The Financial Services Authority (FSA) today fined Horsham-based Royal and Sun Alliance (RSA) £1.35 million - the largest ever penalty under the pensions review.

The review was set up by the Personal Investment Authority, an FSA predecessor, after the mis-selling scandal of the Eighties.

Its brief was to make sure firms worked through customer bases and identified all cases where people could have been mis-sold pensions.

Companies were then obliged to handle any such cases correctly and quickly.

But a visit by the City watchdog to RSA two years ago unearthed 13,500 cases, nearly a quarter of the insurer's case load, that had not been reviewed.

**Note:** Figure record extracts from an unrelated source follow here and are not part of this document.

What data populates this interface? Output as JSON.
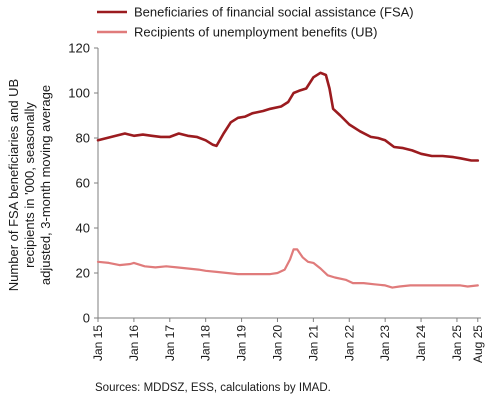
{
  "colors": {
    "fsa": "#9b1b1f",
    "ub": "#e07b7b",
    "axis": "#7f7f7f"
  },
  "chart_data": {
    "type": "line",
    "ylabel_lines": [
      "Number of FSA beneficiaries and UB",
      "recipients in '000, seasonally",
      "adjusted, 3-month moving average"
    ],
    "ylim": [
      0,
      120
    ],
    "yticks": [
      0,
      20,
      40,
      60,
      80,
      100,
      120
    ],
    "xlim": [
      2015,
      2025.67
    ],
    "xticks": [
      {
        "x": 2015,
        "label": "Jan 15"
      },
      {
        "x": 2016,
        "label": "Jan 16"
      },
      {
        "x": 2017,
        "label": "Jan 17"
      },
      {
        "x": 2018,
        "label": "Jan 18"
      },
      {
        "x": 2019,
        "label": "Jan 19"
      },
      {
        "x": 2020,
        "label": "Jan 20"
      },
      {
        "x": 2021,
        "label": "Jan 21"
      },
      {
        "x": 2022,
        "label": "Jan 22"
      },
      {
        "x": 2023,
        "label": "Jan 23"
      },
      {
        "x": 2024,
        "label": "Jan 24"
      },
      {
        "x": 2025,
        "label": "Jan 25"
      },
      {
        "x": 2025.58,
        "label": "Aug 25"
      }
    ],
    "grid": false,
    "legend_position": "top-left",
    "series": [
      {
        "name": "Beneficiaries of financial social assistance (FSA)",
        "points": [
          [
            2015.0,
            79
          ],
          [
            2015.25,
            80
          ],
          [
            2015.5,
            81
          ],
          [
            2015.75,
            82
          ],
          [
            2016.0,
            81
          ],
          [
            2016.25,
            81.5
          ],
          [
            2016.5,
            81
          ],
          [
            2016.75,
            80.5
          ],
          [
            2017.0,
            80.5
          ],
          [
            2017.25,
            82
          ],
          [
            2017.5,
            81
          ],
          [
            2017.75,
            80.5
          ],
          [
            2018.0,
            79
          ],
          [
            2018.2,
            77
          ],
          [
            2018.3,
            76.5
          ],
          [
            2018.5,
            82
          ],
          [
            2018.7,
            87
          ],
          [
            2018.9,
            89
          ],
          [
            2019.1,
            89.5
          ],
          [
            2019.3,
            91
          ],
          [
            2019.6,
            92
          ],
          [
            2019.8,
            93
          ],
          [
            2020.1,
            94
          ],
          [
            2020.3,
            96
          ],
          [
            2020.45,
            100
          ],
          [
            2020.6,
            101
          ],
          [
            2020.8,
            102
          ],
          [
            2021.0,
            107
          ],
          [
            2021.2,
            109
          ],
          [
            2021.35,
            108
          ],
          [
            2021.45,
            102
          ],
          [
            2021.55,
            93
          ],
          [
            2021.75,
            90
          ],
          [
            2022.0,
            86
          ],
          [
            2022.3,
            83
          ],
          [
            2022.6,
            80.5
          ],
          [
            2022.8,
            80
          ],
          [
            2023.0,
            79
          ],
          [
            2023.25,
            76
          ],
          [
            2023.5,
            75.5
          ],
          [
            2023.75,
            74.5
          ],
          [
            2024.0,
            73
          ],
          [
            2024.3,
            72
          ],
          [
            2024.6,
            72
          ],
          [
            2024.9,
            71.5
          ],
          [
            2025.1,
            71
          ],
          [
            2025.4,
            70
          ],
          [
            2025.58,
            70
          ]
        ]
      },
      {
        "name": "Recipients of unemployment benefits (UB)",
        "points": [
          [
            2015.0,
            25
          ],
          [
            2015.3,
            24.5
          ],
          [
            2015.6,
            23.5
          ],
          [
            2015.9,
            24
          ],
          [
            2016.0,
            24.5
          ],
          [
            2016.3,
            23
          ],
          [
            2016.6,
            22.5
          ],
          [
            2016.9,
            23
          ],
          [
            2017.2,
            22.5
          ],
          [
            2017.5,
            22
          ],
          [
            2017.8,
            21.5
          ],
          [
            2018.0,
            21
          ],
          [
            2018.3,
            20.5
          ],
          [
            2018.6,
            20
          ],
          [
            2018.9,
            19.5
          ],
          [
            2019.2,
            19.5
          ],
          [
            2019.5,
            19.5
          ],
          [
            2019.8,
            19.5
          ],
          [
            2020.0,
            20
          ],
          [
            2020.2,
            21.5
          ],
          [
            2020.35,
            26
          ],
          [
            2020.45,
            30.5
          ],
          [
            2020.55,
            30.5
          ],
          [
            2020.7,
            27
          ],
          [
            2020.85,
            25
          ],
          [
            2021.0,
            24.5
          ],
          [
            2021.2,
            22
          ],
          [
            2021.4,
            19
          ],
          [
            2021.6,
            18
          ],
          [
            2021.9,
            17
          ],
          [
            2022.1,
            15.5
          ],
          [
            2022.4,
            15.5
          ],
          [
            2022.7,
            15
          ],
          [
            2023.0,
            14.5
          ],
          [
            2023.2,
            13.5
          ],
          [
            2023.4,
            14
          ],
          [
            2023.7,
            14.5
          ],
          [
            2024.0,
            14.5
          ],
          [
            2024.3,
            14.5
          ],
          [
            2024.6,
            14.5
          ],
          [
            2024.9,
            14.5
          ],
          [
            2025.1,
            14.5
          ],
          [
            2025.3,
            14
          ],
          [
            2025.58,
            14.5
          ]
        ]
      }
    ],
    "source": "Sources: MDDSZ, ESS, calculations by IMAD."
  }
}
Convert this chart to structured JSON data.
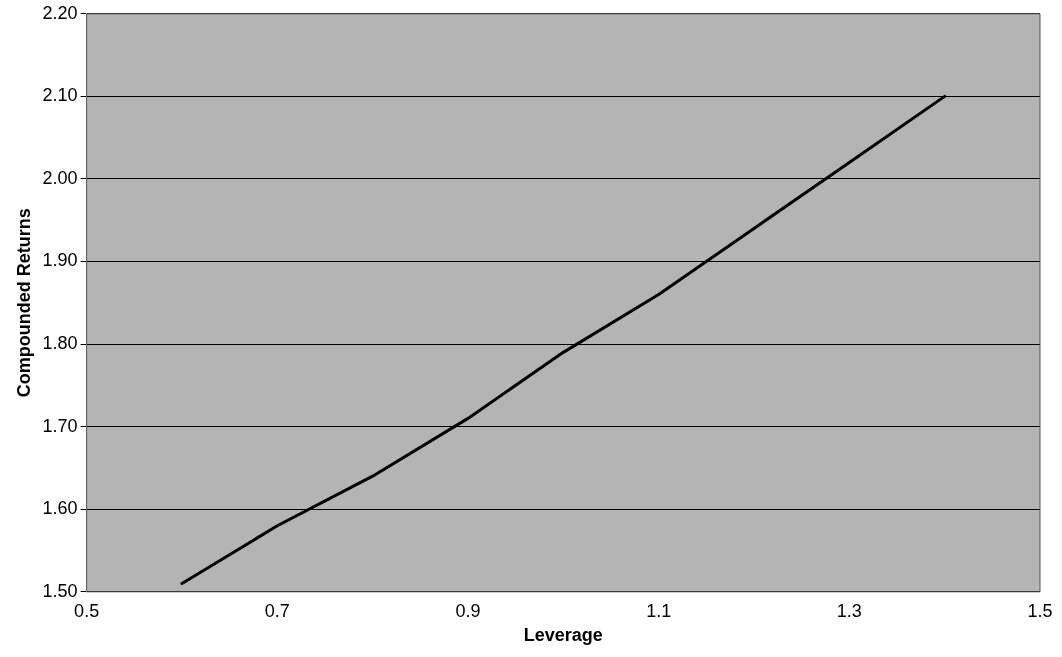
{
  "chart_data": {
    "type": "line",
    "xlabel": "Leverage",
    "ylabel": "Compounded Returns",
    "x": [
      0.6,
      0.7,
      0.8,
      0.9,
      1.0,
      1.1,
      1.2,
      1.3,
      1.4
    ],
    "series": [
      {
        "color": "#000000",
        "values": [
          1.51,
          1.58,
          1.64,
          1.71,
          1.79,
          1.86,
          1.94,
          2.02,
          2.1
        ]
      }
    ],
    "xlim": [
      0.5,
      1.5
    ],
    "xticks": [
      0.5,
      0.7,
      0.9,
      1.1,
      1.3,
      1.5
    ],
    "ylim": [
      1.5,
      2.2
    ],
    "yticks": [
      {
        "value": 1.5,
        "label": "1.50"
      },
      {
        "value": 1.6,
        "label": "1.60"
      },
      {
        "value": 1.7,
        "label": "1.70"
      },
      {
        "value": 1.8,
        "label": "1.80"
      },
      {
        "value": 1.9,
        "label": "1.90"
      },
      {
        "value": 2.0,
        "label": "2.00"
      },
      {
        "value": 2.1,
        "label": "2.10"
      },
      {
        "value": 2.2,
        "label": "2.20"
      }
    ],
    "grid": "y",
    "marker": "none",
    "line_style": "solid",
    "legend": false
  }
}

FSA managing director for regulatory processes and risk Carol Sergeant called the penalty significant.

She said: "The FSA expects firms to identify and provide compensation to all consumers due redress and to complete the pensions review on time.

"This is a significant penalty to reflect the serious nature of RSA's past failings in its handling of the review."

RSA was fined £225,000 in 1997 but today's penalty is the largest ever under the review and dwarfs the previous highest fine, Prudential's £650,000.

RSA incurred such a high charge for two key reasons.

The first was it had been fined before.

The second was there was also a risk the cases would not have been discovered without the FSA's intervention, meaning that investors could have missed out on more than £32 million in redress.

Ms Sergeant said: "The FSA is determined to ensure consumers who are due redress from firms, for whatever reasons, have their cases dealt with in a timely and effectively manner.

"The responsibility for delivering this rests with senior management of firms, who must ensure proper control and monitoring of such work."